C’est une annonce inattendue qui a secoué la Corse lundi 21 juillet. Après seulement neuf mois en poste, le préfet de l’île, Jérôme Filippini, a quitté ses fonctions «pour des raisons strictement personnelles» selon une source proche du dossier. Celui qui avait été préfet de la Réunion, de l’Eure et du Lot, retourne finalement à la Cour des comptes.
Durant ses quelques mois en Corse, Jérôme Filippini a notamment contribué à organiser la venue du pape François, en décembre 2024, une première dans l’île méditerranéenne. Mais ce qui a fait la réputation du préfet, c’est qu’en quelques mois il s’est érigé en figure «antimafia».
Un épisode rapporté par Le Monde illustre l’attitude et la vision du haut fonctionnaire. Le 8 mars, une manifestation est organisée à Ajaccio, répondant à l’appel de deux collectifs antimafia : 1 500 personnes défilent dans les rues jusqu’à la préfecture, où Jérôme Filipinni est attendu. L’homme, d’origine corse du côté de son grand-père, sort. Il escalade une camionnette, et s’y hisse pour crier à la foule qu’au «nom de l’Etat» il dirait «volontiers» «tout le mal que l’on a pu faire par le passé». Il ajoute à destination des nationalistes dans le cortège : «Ceux qui sont en face de moi - que l’Etat a combattus - gagneraient aussi à reconnaître qu’ils n’ont pas bien agi.» Ce jour-là, il l’assure : «Si nous travaillons ensemble, la Corse et l’Etat, nous pouvons triompher de la mafia.»

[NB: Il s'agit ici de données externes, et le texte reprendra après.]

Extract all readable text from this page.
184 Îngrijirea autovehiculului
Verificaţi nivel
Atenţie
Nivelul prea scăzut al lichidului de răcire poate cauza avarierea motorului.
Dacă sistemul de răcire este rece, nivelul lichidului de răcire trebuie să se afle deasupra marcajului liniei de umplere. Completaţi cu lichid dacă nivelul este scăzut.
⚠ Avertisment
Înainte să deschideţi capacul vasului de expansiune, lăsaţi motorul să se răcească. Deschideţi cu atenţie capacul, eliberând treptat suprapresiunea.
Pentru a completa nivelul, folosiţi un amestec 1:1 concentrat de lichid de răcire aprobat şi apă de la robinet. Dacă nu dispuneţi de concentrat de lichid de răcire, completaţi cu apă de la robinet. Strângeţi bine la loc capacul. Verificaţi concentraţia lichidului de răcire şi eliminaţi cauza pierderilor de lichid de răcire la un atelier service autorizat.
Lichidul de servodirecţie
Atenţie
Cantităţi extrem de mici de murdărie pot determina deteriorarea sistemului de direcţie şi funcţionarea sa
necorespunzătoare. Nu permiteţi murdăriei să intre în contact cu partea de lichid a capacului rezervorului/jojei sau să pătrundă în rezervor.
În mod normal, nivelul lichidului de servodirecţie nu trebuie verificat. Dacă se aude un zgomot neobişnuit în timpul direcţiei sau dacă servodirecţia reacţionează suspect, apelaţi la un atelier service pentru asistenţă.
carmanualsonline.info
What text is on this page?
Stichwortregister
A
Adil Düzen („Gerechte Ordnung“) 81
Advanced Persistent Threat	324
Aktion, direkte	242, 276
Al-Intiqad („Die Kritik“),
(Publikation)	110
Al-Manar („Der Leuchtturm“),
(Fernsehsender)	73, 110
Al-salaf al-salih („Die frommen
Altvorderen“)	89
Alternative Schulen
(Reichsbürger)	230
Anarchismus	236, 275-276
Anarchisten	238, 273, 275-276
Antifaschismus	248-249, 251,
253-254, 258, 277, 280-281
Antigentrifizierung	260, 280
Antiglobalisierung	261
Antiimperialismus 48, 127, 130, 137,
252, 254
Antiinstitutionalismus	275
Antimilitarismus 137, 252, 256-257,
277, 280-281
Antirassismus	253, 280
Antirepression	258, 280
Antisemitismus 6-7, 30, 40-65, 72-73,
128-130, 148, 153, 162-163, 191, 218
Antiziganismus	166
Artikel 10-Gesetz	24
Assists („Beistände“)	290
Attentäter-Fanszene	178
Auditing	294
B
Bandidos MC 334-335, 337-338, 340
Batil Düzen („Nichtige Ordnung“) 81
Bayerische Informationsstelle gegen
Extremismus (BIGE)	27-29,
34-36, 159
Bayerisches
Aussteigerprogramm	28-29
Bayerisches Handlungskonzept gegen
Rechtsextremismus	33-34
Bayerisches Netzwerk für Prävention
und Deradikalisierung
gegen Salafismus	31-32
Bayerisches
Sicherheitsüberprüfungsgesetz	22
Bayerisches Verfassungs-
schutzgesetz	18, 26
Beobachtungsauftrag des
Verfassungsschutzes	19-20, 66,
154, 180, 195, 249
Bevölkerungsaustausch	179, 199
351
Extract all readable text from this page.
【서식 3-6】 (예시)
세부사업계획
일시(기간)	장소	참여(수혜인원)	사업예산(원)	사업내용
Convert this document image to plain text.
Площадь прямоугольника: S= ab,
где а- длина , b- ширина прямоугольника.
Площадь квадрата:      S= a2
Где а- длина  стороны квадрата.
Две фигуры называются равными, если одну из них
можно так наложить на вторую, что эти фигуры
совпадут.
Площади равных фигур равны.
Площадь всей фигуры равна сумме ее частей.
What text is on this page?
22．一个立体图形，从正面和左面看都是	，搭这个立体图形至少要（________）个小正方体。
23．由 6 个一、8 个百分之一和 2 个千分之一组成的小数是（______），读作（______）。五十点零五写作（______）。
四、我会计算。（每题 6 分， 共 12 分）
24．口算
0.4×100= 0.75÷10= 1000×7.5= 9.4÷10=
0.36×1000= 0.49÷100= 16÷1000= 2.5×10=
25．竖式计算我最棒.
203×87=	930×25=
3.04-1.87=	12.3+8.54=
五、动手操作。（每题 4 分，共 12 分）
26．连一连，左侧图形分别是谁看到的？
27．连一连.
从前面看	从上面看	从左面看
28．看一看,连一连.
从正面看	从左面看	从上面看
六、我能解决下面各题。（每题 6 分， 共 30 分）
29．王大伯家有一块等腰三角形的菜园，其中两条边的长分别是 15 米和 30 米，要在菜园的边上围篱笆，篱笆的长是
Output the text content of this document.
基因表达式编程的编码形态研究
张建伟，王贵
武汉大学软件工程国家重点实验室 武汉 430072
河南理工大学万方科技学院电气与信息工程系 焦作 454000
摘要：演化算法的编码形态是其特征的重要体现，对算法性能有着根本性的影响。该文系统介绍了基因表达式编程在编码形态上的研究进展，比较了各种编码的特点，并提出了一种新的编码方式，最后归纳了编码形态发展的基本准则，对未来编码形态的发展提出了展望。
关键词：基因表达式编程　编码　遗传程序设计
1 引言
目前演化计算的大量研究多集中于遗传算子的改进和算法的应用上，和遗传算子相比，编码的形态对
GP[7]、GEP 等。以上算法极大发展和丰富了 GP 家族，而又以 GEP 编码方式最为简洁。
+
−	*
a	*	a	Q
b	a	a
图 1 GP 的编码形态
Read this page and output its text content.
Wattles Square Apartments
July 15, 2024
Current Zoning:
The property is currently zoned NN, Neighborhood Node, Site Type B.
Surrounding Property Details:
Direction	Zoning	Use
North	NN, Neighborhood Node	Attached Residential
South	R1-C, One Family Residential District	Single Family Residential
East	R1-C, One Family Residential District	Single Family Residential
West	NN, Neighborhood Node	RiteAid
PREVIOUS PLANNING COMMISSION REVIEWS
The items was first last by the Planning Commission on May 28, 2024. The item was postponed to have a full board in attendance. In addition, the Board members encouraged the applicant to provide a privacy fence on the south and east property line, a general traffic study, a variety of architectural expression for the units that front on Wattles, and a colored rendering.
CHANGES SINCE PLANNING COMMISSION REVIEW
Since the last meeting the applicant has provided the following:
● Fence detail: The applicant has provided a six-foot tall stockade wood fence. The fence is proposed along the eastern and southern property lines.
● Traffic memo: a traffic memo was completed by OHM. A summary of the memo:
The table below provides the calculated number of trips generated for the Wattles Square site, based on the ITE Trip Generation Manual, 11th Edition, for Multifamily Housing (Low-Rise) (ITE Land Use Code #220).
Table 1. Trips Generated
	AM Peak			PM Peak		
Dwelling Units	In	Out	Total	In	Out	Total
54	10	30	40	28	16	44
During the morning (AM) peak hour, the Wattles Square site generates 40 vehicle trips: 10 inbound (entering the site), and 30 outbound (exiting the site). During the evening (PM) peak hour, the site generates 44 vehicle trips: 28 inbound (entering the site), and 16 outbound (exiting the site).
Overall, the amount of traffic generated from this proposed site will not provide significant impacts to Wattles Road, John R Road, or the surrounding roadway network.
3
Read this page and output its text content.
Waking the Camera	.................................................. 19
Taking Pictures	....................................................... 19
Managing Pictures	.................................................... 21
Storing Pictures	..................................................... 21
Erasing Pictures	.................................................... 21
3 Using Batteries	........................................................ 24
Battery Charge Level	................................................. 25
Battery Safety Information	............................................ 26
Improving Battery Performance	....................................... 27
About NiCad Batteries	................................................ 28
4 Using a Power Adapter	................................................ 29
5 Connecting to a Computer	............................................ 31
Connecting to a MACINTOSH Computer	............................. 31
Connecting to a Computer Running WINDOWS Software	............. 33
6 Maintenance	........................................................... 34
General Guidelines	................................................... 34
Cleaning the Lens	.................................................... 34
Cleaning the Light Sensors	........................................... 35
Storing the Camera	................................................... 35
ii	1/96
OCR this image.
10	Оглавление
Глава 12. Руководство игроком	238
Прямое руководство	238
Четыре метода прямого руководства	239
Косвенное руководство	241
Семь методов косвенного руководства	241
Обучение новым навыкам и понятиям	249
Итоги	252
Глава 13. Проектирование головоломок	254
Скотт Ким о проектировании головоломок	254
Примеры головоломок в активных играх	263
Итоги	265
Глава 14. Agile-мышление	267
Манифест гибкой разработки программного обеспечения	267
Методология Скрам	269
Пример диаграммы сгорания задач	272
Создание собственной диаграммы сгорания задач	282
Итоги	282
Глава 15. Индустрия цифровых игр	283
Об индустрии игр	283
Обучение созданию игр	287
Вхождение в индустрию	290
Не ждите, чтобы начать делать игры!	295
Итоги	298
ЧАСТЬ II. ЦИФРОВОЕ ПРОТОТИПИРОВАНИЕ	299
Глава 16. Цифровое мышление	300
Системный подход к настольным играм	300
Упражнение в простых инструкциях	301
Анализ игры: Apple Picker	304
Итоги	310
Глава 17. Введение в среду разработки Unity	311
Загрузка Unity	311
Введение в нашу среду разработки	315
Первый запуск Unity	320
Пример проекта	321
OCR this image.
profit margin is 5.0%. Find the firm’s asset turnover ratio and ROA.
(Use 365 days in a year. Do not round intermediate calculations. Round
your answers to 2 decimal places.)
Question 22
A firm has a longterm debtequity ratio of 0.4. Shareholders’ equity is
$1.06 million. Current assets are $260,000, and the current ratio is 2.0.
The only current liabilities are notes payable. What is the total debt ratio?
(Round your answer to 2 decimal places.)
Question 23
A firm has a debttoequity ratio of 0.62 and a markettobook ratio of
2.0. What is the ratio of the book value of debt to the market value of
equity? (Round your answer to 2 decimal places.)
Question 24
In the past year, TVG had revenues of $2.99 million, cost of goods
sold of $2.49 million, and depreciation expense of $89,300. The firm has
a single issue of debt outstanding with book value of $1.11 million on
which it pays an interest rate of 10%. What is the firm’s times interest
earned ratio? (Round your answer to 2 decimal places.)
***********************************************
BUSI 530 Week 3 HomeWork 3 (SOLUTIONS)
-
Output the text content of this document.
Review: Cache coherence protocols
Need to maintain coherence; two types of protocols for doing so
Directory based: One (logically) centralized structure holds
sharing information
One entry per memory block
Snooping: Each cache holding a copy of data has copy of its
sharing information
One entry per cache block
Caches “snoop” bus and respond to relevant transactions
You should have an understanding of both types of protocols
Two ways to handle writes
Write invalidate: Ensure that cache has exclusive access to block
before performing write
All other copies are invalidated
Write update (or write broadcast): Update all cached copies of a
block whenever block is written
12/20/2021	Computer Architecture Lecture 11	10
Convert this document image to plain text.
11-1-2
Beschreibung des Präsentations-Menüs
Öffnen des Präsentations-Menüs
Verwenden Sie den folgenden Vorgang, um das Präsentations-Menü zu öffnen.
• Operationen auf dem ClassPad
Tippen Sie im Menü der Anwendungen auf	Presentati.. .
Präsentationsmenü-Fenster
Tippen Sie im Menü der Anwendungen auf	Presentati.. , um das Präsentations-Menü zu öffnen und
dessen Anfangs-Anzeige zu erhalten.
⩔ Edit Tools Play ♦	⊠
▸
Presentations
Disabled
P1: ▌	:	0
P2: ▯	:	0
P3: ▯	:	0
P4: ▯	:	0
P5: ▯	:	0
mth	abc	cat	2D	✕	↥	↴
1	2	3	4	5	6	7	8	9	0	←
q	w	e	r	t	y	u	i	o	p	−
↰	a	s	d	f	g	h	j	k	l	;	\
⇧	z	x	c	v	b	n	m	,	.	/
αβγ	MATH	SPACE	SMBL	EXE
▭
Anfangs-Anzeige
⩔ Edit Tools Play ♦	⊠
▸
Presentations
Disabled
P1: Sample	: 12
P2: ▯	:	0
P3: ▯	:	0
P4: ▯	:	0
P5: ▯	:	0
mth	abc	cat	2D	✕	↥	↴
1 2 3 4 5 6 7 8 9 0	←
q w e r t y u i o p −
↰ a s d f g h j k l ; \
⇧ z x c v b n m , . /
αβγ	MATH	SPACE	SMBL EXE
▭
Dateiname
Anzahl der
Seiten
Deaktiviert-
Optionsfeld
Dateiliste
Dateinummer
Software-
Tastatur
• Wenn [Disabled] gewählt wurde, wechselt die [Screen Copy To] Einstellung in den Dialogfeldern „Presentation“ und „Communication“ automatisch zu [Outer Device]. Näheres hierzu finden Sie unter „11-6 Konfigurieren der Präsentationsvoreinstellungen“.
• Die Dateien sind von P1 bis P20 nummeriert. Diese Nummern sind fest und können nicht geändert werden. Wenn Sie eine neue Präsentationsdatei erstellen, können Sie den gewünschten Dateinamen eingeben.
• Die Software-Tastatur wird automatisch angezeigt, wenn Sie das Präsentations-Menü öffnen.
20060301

Quelques jours avant ce rassemblement, il avait été invité à un colloque antimafia à Cargèse, berceau d’Yvan Colonna, par le collectif Massimu Susini, du nom de l’homme assassiné par balle alors qu’il tentait d’enrayer les dérives mafieuses dans sa ville. «La Corse avait besoin de quelqu’un comme lui, regrette Léo Battesti, membre du collectif A Maffià No, auprès d’Ici RCFM. Je ne pense pas qu’il soit remplaçable facilement. Il avait ouvert beaucoup de portes et compromis ce qu’est la réalité mafieuse en Corse.»
Tensions
Plusieurs observateurs voient en ce départ de Jérôme Filippini des tensions avec le ministère de l’Intérieur. Un militant LR rapporte ainsi au Monde que l’épisode à Ajaccio a été «peu apprécié» par Bruno Retailleau, considérant que le préfet «se comporte comme un syndicaliste». L’entourage de Filippini a, selon France 3 Corse Viastella, démenti un départ pour cette raison.
«Ses interventions ont été très remarquées, et notamment par la classe politico-économico-mafieuse qui a été fortement contrariée, ce qui explique son éviction, car c’est une éviction», a revendiqué auprès d’Ici RCFM, Jean-Toussaint Plasenzotti, du collectif Massimu Susini.
Le successeur de Jérôme Filippini prendra ses fonctions le 25 août. Il s’agit d’Éric Jalon, 54 ans, qui a été préfet de Savoie, de Charente-Maritime, et d’Essonne. Il est connu pour sa proximité avec Bruno Retailleau, et pour être passé par les cabinets ministériels de Nicolas Sarkozy et d’Edouard Philippe.